I'm about to take my first hitch hiking trip from Gainesville to Lexington. My plan is to take 75. I know big cities are supposed to be rough to get through, but I have plenty of time. I assume Atlanta will be my biggest obstacle. 

Any tips or advice for this trip?

Thanks


----------



## condemnedtodrift (Mar 23, 2009)

Lexington what? 

1) Don't get dropped off inside a city (unless you wanna explore). Get an exit guide & try to get let off in a high traffik area. (fast food, truck stop, hotel, ect...)

2) Don't jump the gun on bullshit rides to some unknow exit 3 miles down the road. Even if you've been waiting a while, if yr in a good spot, wait for a decent ride.

3) do yr best to stay OFF the interstate proper. Cops suck. nuf said. Most states don't mind you being on an on-ramp (digihitch is a good resource for state legislature)

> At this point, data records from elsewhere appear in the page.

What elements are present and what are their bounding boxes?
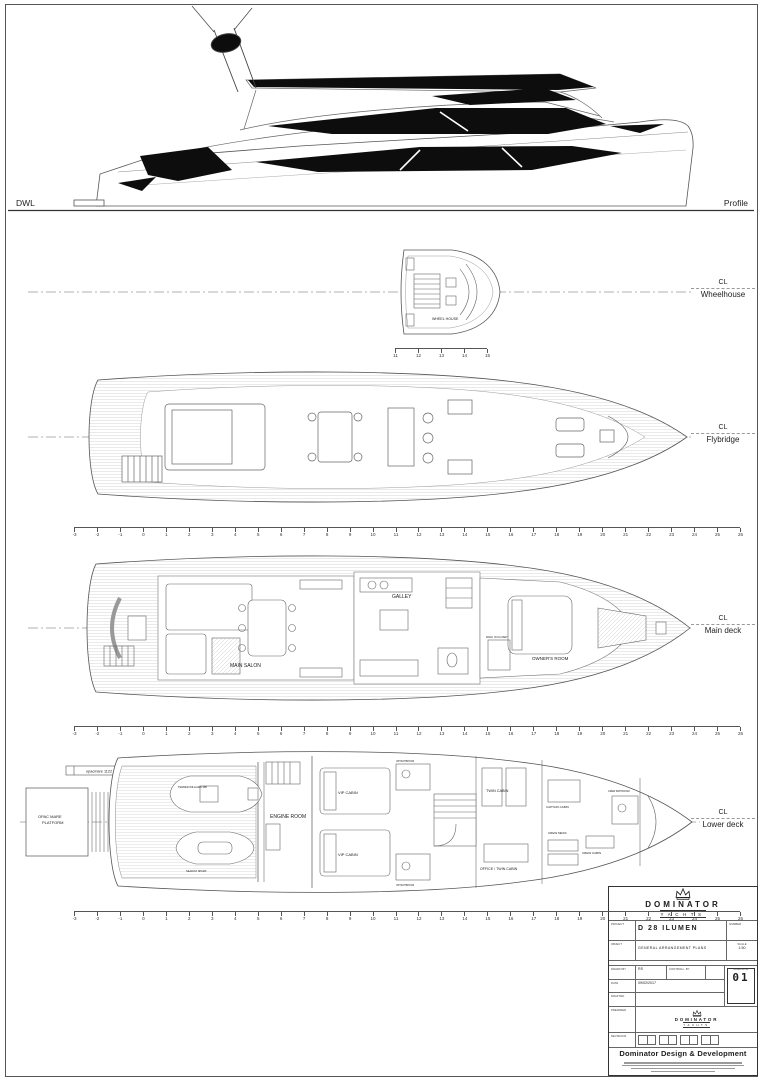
ruler-tick: 9 [350,912,351,916]
ruler-tick: 21 [625,727,626,731]
anchor-windlass [656,622,666,634]
owners-bed [508,596,572,654]
ruler-tick: 13 [441,912,442,916]
ruler-tick: 20 [602,528,603,532]
prepared-row: PREPARED DOMINATOR YACHTS [609,1006,757,1032]
ruler-tick: 26 [740,727,741,731]
drawing-nr-cell: DRAWING NR 01 [724,966,757,1006]
ruler-tick: 23 [671,912,672,916]
platform-label-1: OPAC MARE [38,814,62,819]
mini-brand-logo: DOMINATOR YACHTS [636,1007,757,1032]
ruler-tick: 0 [143,912,144,916]
vip-bathroom [396,854,430,880]
captain-cabin-label: CAPTAIN CABIN [546,805,569,809]
revision-box [659,1035,677,1045]
drawn-label: DRAWN BY [609,966,636,979]
ruler-tick: 21 [625,912,626,916]
ruler-tick: 10 [373,727,374,731]
antenna-whip [234,8,252,30]
ruler-tick: 13 [441,528,442,532]
vip-cabin-label: VIP CABIN [338,852,358,857]
fine-print-lines [609,1060,757,1075]
ruler-tick: 14 [464,349,465,353]
jet-ski [176,832,254,864]
mast-and-radome [192,6,256,92]
ruler-tick: 10 [373,912,374,916]
crew-bunk [586,836,614,848]
ruler-tick: 20 [602,912,603,916]
ruler-tick: 15 [487,528,488,532]
main-stairs [434,794,476,846]
sun-bed [165,404,265,470]
ruler-tick: 22 [648,528,649,532]
ruler-tick: 22 [648,727,649,731]
ruler-tick: -3 [74,727,75,731]
ruler-tick: 7 [304,528,305,532]
wheelhouse-plan: WHEEL HOUSE [0,228,762,358]
ruler-tick: 15 [487,727,488,731]
ruler-tick: -2 [97,912,98,916]
ruler-tick: 8 [327,912,328,916]
ruler-tick: 16 [510,912,511,916]
ruler-tick: 3 [212,528,213,532]
revisions-row: REVISIONS [609,1032,757,1047]
ruler-tick: 8 [327,727,328,731]
flybridge-bar [388,408,414,466]
ruler-tick: 13 [441,727,442,731]
lower-deck-station-ruler: -3-2-10123456789101112131415161718192021… [74,911,740,925]
ruler-tick: 17 [533,912,534,916]
flybridge-table [318,412,352,462]
ruler-tick: 18 [556,912,557,916]
ruler-tick: 17 [533,528,534,532]
revision-boxes [636,1033,757,1047]
ruler-tick: -3 [74,912,75,916]
wheelhouse-room-label: WHEEL HOUSE [432,317,459,321]
ruler-tick: 5 [258,528,259,532]
ruler-tick: 1 [166,528,167,532]
ruler-tick: 18 [556,528,557,532]
company-footer: Dominator Design & Development [609,1047,757,1060]
twin-bed [482,768,502,806]
ruler-tick: 24 [694,727,695,731]
ruler-tick: 19 [579,528,580,532]
ruler-tick: 11 [396,727,397,731]
passerelle-label: opacmare 1122 [86,770,112,774]
ruler-tick: 2 [189,727,190,731]
ruler-tick: 9 [350,528,351,532]
ruler-tick: 25 [717,727,718,731]
ruler-tick: 11 [396,912,397,916]
jetski-label: SEADOO SPARK [186,869,207,873]
owners-room-label: OWNER'S ROOM [532,656,569,661]
ruler-tick: 11 [395,349,396,353]
prepared-label: PREPARED [609,1007,636,1032]
ruler-tick: 1 [166,912,167,916]
ruler-tick: 6 [281,912,282,916]
ruler-tick: 5 [258,727,259,731]
ruler-tick: 3 [212,912,213,916]
drawn-value: RS [636,966,667,979]
main-deck-plan: MAIN SALON GALLEY OWNER'S ROOM WALK IN C… [0,548,762,706]
crew-bathroom-label: CREW BATHROOM [608,790,630,793]
meta-rows: DRAWN BY RS CONTROLL. BY DATE 09/02/2017… [609,965,757,1006]
deck-name: Flybridge [691,434,755,445]
ruler-tick: -2 [97,528,98,532]
cl-text: CL [691,278,755,289]
ruler-tick: 22 [648,912,649,916]
wheelhouse-hull [401,250,500,334]
main-deck-cl-label: CL Main deck [691,614,755,636]
ruler-tick: 12 [418,727,419,731]
ruler-tick: 3 [212,727,213,731]
revisions-label: REVISIONS [609,1033,636,1047]
main-salon-label: MAIN SALON [230,663,261,669]
lower-deck-plan: OPAC MARE PLATFORM opacmare 1122 ENGINE … [0,744,762,900]
drafted-label: DRAFTED [609,993,636,1005]
platform-label-2: PLATFORM [42,820,63,825]
ruler-tick: 15 [487,349,488,353]
ruler-tick: 23 [671,528,672,532]
object-label: OBJECT [609,941,636,960]
twin-cabin-label: TWIN CABIN [486,789,509,793]
crown-icon [692,1010,702,1017]
ruler-tick: 15 [487,912,488,916]
profile-label: Profile [724,198,748,208]
ruler-tick: 0 [143,727,144,731]
vip-bathroom-label: VIP BATHROOM [396,760,414,763]
scale-cell: SCALE 1:50 [727,941,757,960]
drawing-nr-value: 01 [732,971,749,984]
vip-cabin-label: VIP CABIN [338,790,358,795]
ruler-tick: -2 [97,727,98,731]
captain-bed [548,780,580,802]
profile-view [0,0,762,215]
ruler-tick: -1 [120,727,121,731]
brand-sub: YACHTS [683,1022,709,1028]
ruler-tick: -1 [120,912,121,916]
garage-stairs [266,762,300,784]
crew-cabin-label: CREW CABIN [582,851,601,855]
deck-name: Lower deck [691,819,755,830]
twin-bed [506,768,526,806]
ruler-tick: 20 [602,727,603,731]
ruler-tick: 2 [189,528,190,532]
crew-bathroom-area [612,796,638,824]
scale-value: 1:50 [729,946,755,950]
ruler-tick: 24 [694,528,695,532]
ruler-tick: 21 [625,528,626,532]
ruler-tick: 17 [533,727,534,731]
crew-bunk [548,840,578,851]
ruler-tick: 4 [235,528,236,532]
ruler-tick: 1 [166,727,167,731]
ruler-tick: 24 [694,912,695,916]
lounger [556,418,584,431]
ruler-tick: 19 [579,727,580,731]
date-value: 09/02/2017 [636,980,724,992]
cockpit-table [128,616,146,640]
date-label: DATE [609,980,636,992]
ruler-tick: 4 [235,727,236,731]
ruler-tick: -3 [74,528,75,532]
vip-bathroom [396,764,430,790]
ruler-tick: 4 [235,912,236,916]
wheelhouse-station-ruler: 1112131415 [395,348,487,362]
ruler-tick: 16 [510,727,511,731]
crew-bunk [548,854,578,865]
object-row: OBJECT GENERAL ARRANGEMENT PLANS SCALE 1… [609,940,757,960]
cl-text: CL [691,614,755,625]
crew-mess-label: CREW MESS [548,831,567,835]
ruler-tick: -1 [120,528,121,532]
ruler-tick: 10 [373,528,374,532]
walk-in-closet-label: WALK IN CLOSET [486,635,508,639]
brand-name: DOMINATOR [645,900,721,909]
cl-text: CL [691,423,755,434]
flybridge-plan [0,362,762,512]
ruler-tick: 12 [418,912,419,916]
ruler-tick: 19 [579,912,580,916]
superstructure-glazing [268,108,606,134]
wheelhouse-cl-label: CL Wheelhouse [691,278,755,300]
flybridge-cl-label: CL Flybridge [691,423,755,445]
ruler-tick: 14 [464,727,465,731]
ruler-tick: 25 [717,528,718,532]
ruler-tick: 7 [304,912,305,916]
galley-label: GALLEY [392,594,412,600]
ruler-tick: 25 [717,912,718,916]
ruler-tick: 13 [441,349,442,353]
ruler-tick: 6 [281,727,282,731]
crown-icon [674,888,692,900]
ruler-tick: 8 [327,528,328,532]
ruler-tick: 18 [556,727,557,731]
deck-name: Wheelhouse [691,289,755,300]
ruler-tick: 12 [418,528,419,532]
ruler-tick: 26 [740,912,741,916]
revision-box [638,1035,656,1045]
engine-room-label: ENGINE ROOM [270,814,306,820]
lower-deck-cl-label: CL Lower deck [691,808,755,830]
ruler-tick: 6 [281,528,282,532]
office-sofa-bed [484,844,528,862]
ruler-tick: 9 [350,727,351,731]
object-name: GENERAL ARRANGEMENT PLANS [636,941,727,960]
ruler-tick: 26 [740,528,741,532]
revision-box [680,1035,698,1045]
ruler-tick: 7 [304,727,305,731]
cl-text: CL [691,808,755,819]
antenna-whip [192,6,214,32]
ruler-tick: 14 [464,528,465,532]
office-twin-label: OFFICE / TWIN CABIN [480,867,518,871]
tender-label: TENDER WILLIAMS 385 [178,785,207,789]
ruler-tick: 2 [189,912,190,916]
lounger [556,444,584,457]
ruler-tick: 12 [418,349,419,353]
vip-bathroom-label: VIP BATHROOM [396,884,414,887]
deck-name: Main deck [691,625,755,636]
ruler-tick: 23 [671,727,672,731]
flybridge-station-ruler: -3-2-10123456789101112131415161718192021… [74,527,740,541]
dwl-label: DWL [16,198,35,208]
controlled-label: CONTROLL. BY [667,966,706,979]
main-deck-station-ruler: -3-2-10123456789101112131415161718192021… [74,726,740,740]
ruler-tick: 5 [258,912,259,916]
revision-box [701,1035,719,1045]
ruler-tick: 0 [143,528,144,532]
ruler-tick: 14 [464,912,465,916]
ruler-tick: 11 [396,528,397,532]
drawing-sheet: DWL Profile WHEEL HOUSE 1112131415 CL Wh… [0,0,762,1080]
dining-table [248,600,286,656]
ruler-tick: 16 [510,528,511,532]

4) If you run into homegaurds, don't go back to their camp if you have to overnight an on ramp. Find yr own spot.

5)Try not to get let off @ intersecting highways. Rest areas are also hit or miss. There's almost always a trooper on duty, and the groundskeepers are generally assholes. If yr ninja, with a little luck you can get good rides here. especially if you don't look too intimidating.

Most importantly: have fun, be safe, and get ready for a sunburn & hours of frustration. 

oh, and be entertaining. A lot of times, if you tell a few jokes & stories/play into the wide eyed vagabond adventurer archtype, you may just get a few kickdowns.


----------



## zachdotcom (Mar 23, 2009)

Lexington, KY. oops!

Thanks a lot for all of the advice.

Is an exit guide like a AAA thing? Or something I could find at a bookstore?


----------



## IBRRHOBO (Mar 23, 2009)

If you would take the time to post some information about yourself, we would consider picking you up in Knoxville (on the I-75) and possibly getting you to Lexington. Balls in your court.


----------



## veggieguy12 (Mar 24, 2009)

Watch out for his Zone Defense!


----------



## yyyoshiii (Apr 7, 2009)

Yea, wheres the best place to get outta gainesville. Course im only goin to Jacksonville which is only like 2 hours north. But still. 
Do i just hang around a gas station near my road of choice? and like..i guess id stick to asking women....
i dunno.


----------



## stove (Apr 7, 2009)

yyyoshiii: Depends on where you're looking to go, really. If you're trying to go a distance on the interstate, the onramp next to it is a decent place IF THERE IS ROOM FOR SOMEONE TO STOP. Otherwise, if there is an intersection with a stop light nearby, those aren't too bad. Gas stations in the vicinity can work if there are only a few options for people driving out. I generally prefer to fly a sign instead of approaching people in the US, as most people in this country get hella intimidated and/or angry at 'strangers' approaching them. It's kinda riddiculous, but that's life.


----------



## Beegod Santana (Apr 7, 2009)

I used to follow most of the suggestions listed on here when it came to hitching (stay in high traffic areas, use a sign, ect...) but recently I've been finding that I have the best luck being in the middle of nowhere and talking to locals. Most truckers can't pick you up these days, and after more hitching than I like to think about, I've still only been picked up by one in my life. Asking people at gas stations works pretty well for me. Just be friendly, don't talk to people who scowl at you, and leave someone alone if they seem weirded out. Signs almost never work for me, but making them helps pass the time. If you get really stuck, just walk onto the interstate, wait for the cops, explain your situation, and often times they'll give you a ride to a better spot. Taking short rides has landed me in some of the coolest places I've ever been (the moonshine capital of the world comes to mind) so I'm personally a fan of taking almost every ride, just beware of the scent of burning plastic.


----------